Hawley is Richard-lite. Small wonder. Richard’s villainy is, in a peculiar way, too large for American sensibilities. Richard is grand and horrible. W.H. Auden concluded his brilliant lecture on the play with this apt description: “He must always make enemies, for then he can be sure he exists.”

Historical Villains

In his 2006 essay “Uses of Richard III: From Robert Cecil to Richard Nixon,” M.G. Aune, professor of English at California University of Pennsylvania, points out that the play was considered rather dry for much of history, until the ideological currents of the 20th century occasioned a series of stagings intended as direct commentaries on the rise of German militarism. The director Jurgen Fehling’s Berlin production in the mid-1930s “apparently featured Clarence’s murderers wearing SA uniforms.” Laurence Olivier later confirmed that his own stirring rendition on stage in the 1940s and in the famous 1955 film was inspired by Hitler.

This Richard III, Aune muses, seems to have become permanent: “No matter how a production attempts to reinvent Richard,” he writes, “audiences (and actors and directors) will tend to see him in terms of Hitler or Stalin first. This tendency can thus short-circuit attempts to connect him to more recent or topical figures.”

Exactly. Richard III is a villain too large for our times.

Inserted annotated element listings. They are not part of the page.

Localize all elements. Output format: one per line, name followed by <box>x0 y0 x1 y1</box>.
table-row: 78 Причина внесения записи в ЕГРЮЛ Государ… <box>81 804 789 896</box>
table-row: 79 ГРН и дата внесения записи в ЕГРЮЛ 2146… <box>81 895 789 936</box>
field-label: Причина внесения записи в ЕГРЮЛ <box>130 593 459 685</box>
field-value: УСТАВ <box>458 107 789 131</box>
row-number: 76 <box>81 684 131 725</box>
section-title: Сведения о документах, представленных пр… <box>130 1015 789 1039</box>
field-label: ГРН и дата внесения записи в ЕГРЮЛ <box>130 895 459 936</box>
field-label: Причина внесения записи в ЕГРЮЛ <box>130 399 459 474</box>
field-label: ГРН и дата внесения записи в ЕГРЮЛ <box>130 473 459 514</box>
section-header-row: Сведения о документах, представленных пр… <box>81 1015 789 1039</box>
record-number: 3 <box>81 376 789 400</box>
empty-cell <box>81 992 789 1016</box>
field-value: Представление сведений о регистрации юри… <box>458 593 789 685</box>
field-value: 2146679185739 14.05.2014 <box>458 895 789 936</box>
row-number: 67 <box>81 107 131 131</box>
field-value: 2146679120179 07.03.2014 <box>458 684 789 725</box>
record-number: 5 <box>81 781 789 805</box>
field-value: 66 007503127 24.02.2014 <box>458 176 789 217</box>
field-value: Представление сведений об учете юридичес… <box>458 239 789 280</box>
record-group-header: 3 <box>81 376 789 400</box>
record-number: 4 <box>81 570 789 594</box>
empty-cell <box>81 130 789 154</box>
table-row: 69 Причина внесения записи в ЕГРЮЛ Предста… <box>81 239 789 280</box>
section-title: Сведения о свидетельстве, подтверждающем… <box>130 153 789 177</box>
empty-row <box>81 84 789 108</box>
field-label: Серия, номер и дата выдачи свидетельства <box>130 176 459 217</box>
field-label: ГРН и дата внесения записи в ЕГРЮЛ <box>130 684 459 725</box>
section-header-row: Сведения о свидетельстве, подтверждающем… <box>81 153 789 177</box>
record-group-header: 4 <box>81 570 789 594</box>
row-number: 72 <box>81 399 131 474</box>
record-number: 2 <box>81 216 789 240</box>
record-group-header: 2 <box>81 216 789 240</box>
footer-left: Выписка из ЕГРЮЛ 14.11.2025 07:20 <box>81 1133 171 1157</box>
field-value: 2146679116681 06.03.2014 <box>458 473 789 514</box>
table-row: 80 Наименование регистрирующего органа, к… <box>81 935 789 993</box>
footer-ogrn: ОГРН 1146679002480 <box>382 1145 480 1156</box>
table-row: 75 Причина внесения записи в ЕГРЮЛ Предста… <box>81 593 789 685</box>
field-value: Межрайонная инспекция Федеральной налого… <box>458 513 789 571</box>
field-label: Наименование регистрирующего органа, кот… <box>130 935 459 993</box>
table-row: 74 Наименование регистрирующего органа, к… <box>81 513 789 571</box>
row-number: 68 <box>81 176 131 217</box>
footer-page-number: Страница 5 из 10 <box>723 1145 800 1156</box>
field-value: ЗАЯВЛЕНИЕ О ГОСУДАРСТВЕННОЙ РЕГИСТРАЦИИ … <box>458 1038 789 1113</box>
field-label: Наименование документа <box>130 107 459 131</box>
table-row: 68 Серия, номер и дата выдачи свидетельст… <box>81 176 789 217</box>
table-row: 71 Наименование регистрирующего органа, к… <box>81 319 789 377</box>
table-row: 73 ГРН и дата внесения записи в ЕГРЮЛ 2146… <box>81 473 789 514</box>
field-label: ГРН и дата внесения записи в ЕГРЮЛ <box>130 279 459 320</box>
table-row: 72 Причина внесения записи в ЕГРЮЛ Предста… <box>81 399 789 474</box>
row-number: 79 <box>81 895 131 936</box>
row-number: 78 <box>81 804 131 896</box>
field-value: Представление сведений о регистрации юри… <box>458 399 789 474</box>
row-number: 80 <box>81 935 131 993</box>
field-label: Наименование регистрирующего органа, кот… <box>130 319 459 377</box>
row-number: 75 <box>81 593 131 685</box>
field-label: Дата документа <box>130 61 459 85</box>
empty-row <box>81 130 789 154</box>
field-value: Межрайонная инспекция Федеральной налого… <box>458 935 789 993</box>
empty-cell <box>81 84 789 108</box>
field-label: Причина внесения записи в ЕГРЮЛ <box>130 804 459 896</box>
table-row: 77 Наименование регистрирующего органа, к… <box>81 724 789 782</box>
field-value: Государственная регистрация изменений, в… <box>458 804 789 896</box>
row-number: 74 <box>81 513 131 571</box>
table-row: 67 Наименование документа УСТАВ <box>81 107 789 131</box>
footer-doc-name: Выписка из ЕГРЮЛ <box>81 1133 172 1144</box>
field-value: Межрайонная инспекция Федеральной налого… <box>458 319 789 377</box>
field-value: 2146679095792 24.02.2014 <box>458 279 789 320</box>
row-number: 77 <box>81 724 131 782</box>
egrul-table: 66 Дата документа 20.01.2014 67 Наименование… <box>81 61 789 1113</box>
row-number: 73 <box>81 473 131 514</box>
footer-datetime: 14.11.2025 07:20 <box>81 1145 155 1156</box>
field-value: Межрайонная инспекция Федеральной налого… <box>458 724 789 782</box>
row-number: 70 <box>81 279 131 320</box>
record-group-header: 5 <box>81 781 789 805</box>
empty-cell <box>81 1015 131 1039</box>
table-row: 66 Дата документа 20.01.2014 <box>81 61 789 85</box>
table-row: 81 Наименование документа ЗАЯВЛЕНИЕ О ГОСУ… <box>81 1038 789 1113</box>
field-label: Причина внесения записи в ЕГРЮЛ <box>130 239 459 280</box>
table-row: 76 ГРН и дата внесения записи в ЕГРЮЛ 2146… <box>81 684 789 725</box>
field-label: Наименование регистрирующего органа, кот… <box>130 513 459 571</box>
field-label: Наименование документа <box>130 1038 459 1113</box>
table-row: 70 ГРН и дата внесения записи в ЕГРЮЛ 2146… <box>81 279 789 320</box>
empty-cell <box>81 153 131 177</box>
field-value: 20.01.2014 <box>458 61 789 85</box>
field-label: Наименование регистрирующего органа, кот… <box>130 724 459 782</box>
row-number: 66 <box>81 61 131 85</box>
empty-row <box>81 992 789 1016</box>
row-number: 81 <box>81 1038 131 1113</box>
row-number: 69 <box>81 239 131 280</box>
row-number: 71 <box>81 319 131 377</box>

That’s why partisan efforts to draw analogies between Richard of Gloucester and, say, George W. Bush or Barack Obama look tendentious and silly.

Rather than abuse great literature by trying to twist it to our purposes, we should sit at its feet and partake of its wisdom. Unfortunately, as Shakespeare’s masterpiece drops from school reading lists, its themes and language will probably become less resonant.

Pity, that. I have argued that democracy rests in part on our willingness to study and cope with difficult and challenging texts. “Richard III” is a play that’s easy to get wrong but important to get right.

Some say Richard’s villainy is overstated. That’s the case made by his many supporters, most prominently the mystery writer Josephine Tey in her 1951 novel, “The Daughter of Time.” Most scholars nevertheless stand with Winston Churchill, who famously responded in his “A History of the English-Speaking Peoples” that the evidence of Richard’s villainy is so great that “It will take many ingenious books to raise this issue to the dignity of a historical controversy.”

Maybe Richard of Gloucester really was the monster who murdered the young princes in the Tower of London to gain the throne. Maybe his tattered reputation arose from centuries of Tudor propaganda. (Elizabeth II is a 16th-generation descendant of Henry VII, whose forces slew Richard at the Battle of Bosworth Field in 1485.) Maybe his style of rule was closer to the stability of his predecessor Edward IV than we imagine. Let our English cousins fight over that one, the way they’re fighting over whether to give him a state funeral.

Back on the American side of the water, we would do well just to learn again to appreciate the play. Lincoln was right. “Richard III” has much to teach us, if we are but patient and reflective enough to learn.

(Stephen L. Carter is a Bloomberg View columnist and a professor of law at Yale University. He is the author of “The Violence of Peace: America’s Wars in the Age of Obama,” and the novel “The Impeachment of Abraham Lincoln.” The opinions expressed are his own.)